There sat I with my corpse and the rotting remains of what once was a rabbit. There I sat frozen in thought when it occurred to me that I did not need my mind to think at all. Here I was, mindless yet still mindful because my awareness was not a product of my mind it came from my heart and breathed in my soul. I began to realise where the essence of that one rabbit had gone. I looked down to the ground beside me and saw how quickly time evaporates when we get lost in our thoughts – all that was left of the rabbit now was a small pile of sun bleach bones and a little rabbit skull; The essence of the rabbit seemed to have returned to it when it’s bones were revealed and there was no more layers to conceal it. I got up and slowly walked through the field collecting the few stringy remains of my mind and endeavoured to return to the confines of my home – the word and the act seeming more and more redundant. Over the years that followed and many have passed on now; I would often come across those fabrics and strands of my mind that had been stolen by immigrants and thieves in the field that day.

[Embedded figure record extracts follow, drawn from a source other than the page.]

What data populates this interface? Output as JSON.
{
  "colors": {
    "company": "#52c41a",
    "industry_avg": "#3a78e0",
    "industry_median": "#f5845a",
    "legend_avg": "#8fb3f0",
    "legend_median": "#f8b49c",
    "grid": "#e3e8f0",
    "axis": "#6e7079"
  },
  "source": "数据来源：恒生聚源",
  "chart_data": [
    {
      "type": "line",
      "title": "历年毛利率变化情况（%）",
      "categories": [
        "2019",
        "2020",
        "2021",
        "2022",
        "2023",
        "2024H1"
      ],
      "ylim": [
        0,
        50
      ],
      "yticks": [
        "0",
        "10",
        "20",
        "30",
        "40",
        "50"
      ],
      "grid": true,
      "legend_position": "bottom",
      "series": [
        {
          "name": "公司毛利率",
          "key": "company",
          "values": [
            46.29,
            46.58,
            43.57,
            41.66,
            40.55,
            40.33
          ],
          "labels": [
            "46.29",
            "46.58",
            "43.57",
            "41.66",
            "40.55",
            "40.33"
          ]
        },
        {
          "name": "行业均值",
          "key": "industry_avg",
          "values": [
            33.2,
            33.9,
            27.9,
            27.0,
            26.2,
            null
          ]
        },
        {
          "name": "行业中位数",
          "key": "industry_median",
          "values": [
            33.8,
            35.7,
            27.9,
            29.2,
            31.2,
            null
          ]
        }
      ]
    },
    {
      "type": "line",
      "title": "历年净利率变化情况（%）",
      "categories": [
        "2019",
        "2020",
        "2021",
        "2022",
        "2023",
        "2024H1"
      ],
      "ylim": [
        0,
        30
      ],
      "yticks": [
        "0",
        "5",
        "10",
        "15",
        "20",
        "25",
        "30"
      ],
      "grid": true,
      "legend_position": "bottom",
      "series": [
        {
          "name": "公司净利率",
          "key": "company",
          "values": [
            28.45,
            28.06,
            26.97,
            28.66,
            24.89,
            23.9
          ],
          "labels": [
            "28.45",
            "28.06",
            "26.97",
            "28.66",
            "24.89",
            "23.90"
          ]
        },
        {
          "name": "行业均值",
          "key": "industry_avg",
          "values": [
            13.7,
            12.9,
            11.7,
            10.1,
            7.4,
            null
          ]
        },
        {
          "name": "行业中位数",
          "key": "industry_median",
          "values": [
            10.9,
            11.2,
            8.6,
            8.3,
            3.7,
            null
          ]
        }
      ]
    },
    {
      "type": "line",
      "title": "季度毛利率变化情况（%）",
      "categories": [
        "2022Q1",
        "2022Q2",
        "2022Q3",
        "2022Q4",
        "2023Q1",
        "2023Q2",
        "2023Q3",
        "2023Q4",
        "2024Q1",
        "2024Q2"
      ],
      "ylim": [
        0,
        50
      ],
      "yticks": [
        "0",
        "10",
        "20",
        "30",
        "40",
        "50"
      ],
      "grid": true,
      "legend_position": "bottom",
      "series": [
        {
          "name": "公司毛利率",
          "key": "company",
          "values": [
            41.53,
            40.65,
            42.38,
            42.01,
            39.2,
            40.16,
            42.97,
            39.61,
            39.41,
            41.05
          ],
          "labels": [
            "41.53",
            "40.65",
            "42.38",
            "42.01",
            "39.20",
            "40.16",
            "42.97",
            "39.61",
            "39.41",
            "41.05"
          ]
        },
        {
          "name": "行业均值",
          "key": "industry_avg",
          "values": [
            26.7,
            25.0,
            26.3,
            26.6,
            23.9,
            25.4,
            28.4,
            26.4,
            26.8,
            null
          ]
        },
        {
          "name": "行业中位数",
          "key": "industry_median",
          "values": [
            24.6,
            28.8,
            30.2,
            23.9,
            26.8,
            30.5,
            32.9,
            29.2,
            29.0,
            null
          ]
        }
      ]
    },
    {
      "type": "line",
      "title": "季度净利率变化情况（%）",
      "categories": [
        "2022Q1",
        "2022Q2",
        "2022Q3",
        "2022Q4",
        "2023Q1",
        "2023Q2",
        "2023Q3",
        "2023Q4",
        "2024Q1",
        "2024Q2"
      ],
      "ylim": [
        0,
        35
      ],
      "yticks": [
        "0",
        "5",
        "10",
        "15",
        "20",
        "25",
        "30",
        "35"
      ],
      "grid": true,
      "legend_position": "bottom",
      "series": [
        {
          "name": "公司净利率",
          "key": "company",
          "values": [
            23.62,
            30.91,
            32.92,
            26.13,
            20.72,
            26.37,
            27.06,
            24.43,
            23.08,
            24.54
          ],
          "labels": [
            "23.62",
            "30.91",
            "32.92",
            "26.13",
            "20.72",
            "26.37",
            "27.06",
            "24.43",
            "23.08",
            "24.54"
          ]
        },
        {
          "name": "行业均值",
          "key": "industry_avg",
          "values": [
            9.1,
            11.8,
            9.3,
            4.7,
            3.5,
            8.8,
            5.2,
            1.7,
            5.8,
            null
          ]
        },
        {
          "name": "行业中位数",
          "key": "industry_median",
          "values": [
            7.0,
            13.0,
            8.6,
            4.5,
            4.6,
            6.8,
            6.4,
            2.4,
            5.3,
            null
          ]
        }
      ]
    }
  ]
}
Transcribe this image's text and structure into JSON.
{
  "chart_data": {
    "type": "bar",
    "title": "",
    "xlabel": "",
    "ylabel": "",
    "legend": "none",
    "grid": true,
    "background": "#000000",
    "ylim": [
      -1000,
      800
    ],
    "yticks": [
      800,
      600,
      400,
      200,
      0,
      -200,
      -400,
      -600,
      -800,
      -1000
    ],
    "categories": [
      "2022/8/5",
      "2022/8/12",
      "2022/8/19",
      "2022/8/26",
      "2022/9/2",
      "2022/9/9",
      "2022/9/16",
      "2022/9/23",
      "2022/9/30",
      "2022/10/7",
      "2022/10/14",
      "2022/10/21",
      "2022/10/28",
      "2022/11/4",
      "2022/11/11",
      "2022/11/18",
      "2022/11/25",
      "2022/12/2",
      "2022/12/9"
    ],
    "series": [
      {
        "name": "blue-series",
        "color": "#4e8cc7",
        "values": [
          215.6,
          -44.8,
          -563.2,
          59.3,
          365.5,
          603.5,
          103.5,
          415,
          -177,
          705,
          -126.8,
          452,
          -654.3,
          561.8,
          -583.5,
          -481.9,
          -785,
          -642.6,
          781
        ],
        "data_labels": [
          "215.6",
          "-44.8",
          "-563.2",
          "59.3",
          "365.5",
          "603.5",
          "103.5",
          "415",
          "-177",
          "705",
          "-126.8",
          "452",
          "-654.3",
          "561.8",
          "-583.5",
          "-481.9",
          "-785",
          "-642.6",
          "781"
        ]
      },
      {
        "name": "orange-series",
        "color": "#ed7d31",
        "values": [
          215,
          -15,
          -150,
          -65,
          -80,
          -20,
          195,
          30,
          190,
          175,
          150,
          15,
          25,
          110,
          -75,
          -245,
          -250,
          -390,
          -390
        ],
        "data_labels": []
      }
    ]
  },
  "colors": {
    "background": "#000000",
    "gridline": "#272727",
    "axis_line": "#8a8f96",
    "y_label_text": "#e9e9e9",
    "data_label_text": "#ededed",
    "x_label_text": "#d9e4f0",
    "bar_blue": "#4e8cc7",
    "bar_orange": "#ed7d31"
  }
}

I’d find them at market stalls down town by the fish and incense, in the immigrant alleys and pawn shops and sometimes, I’d even buy back a certain piece if it was a thread I had once been fond of but over all I am lighter now and find thinking without the tangled web of the matter of my mind like a quiet stroll by the calm morning sea. I felt a rain drop touch my arm and looked down on the white surface of my living flesh to see the little bubble of water resting. I smiled at it respectfully thinking what a long way it had come only to return to the start again. I lent over the ledge of wall that kept my feet out of the water and carefully tilted my limb until the raindrop fell those last couple of feet, another cycle complete.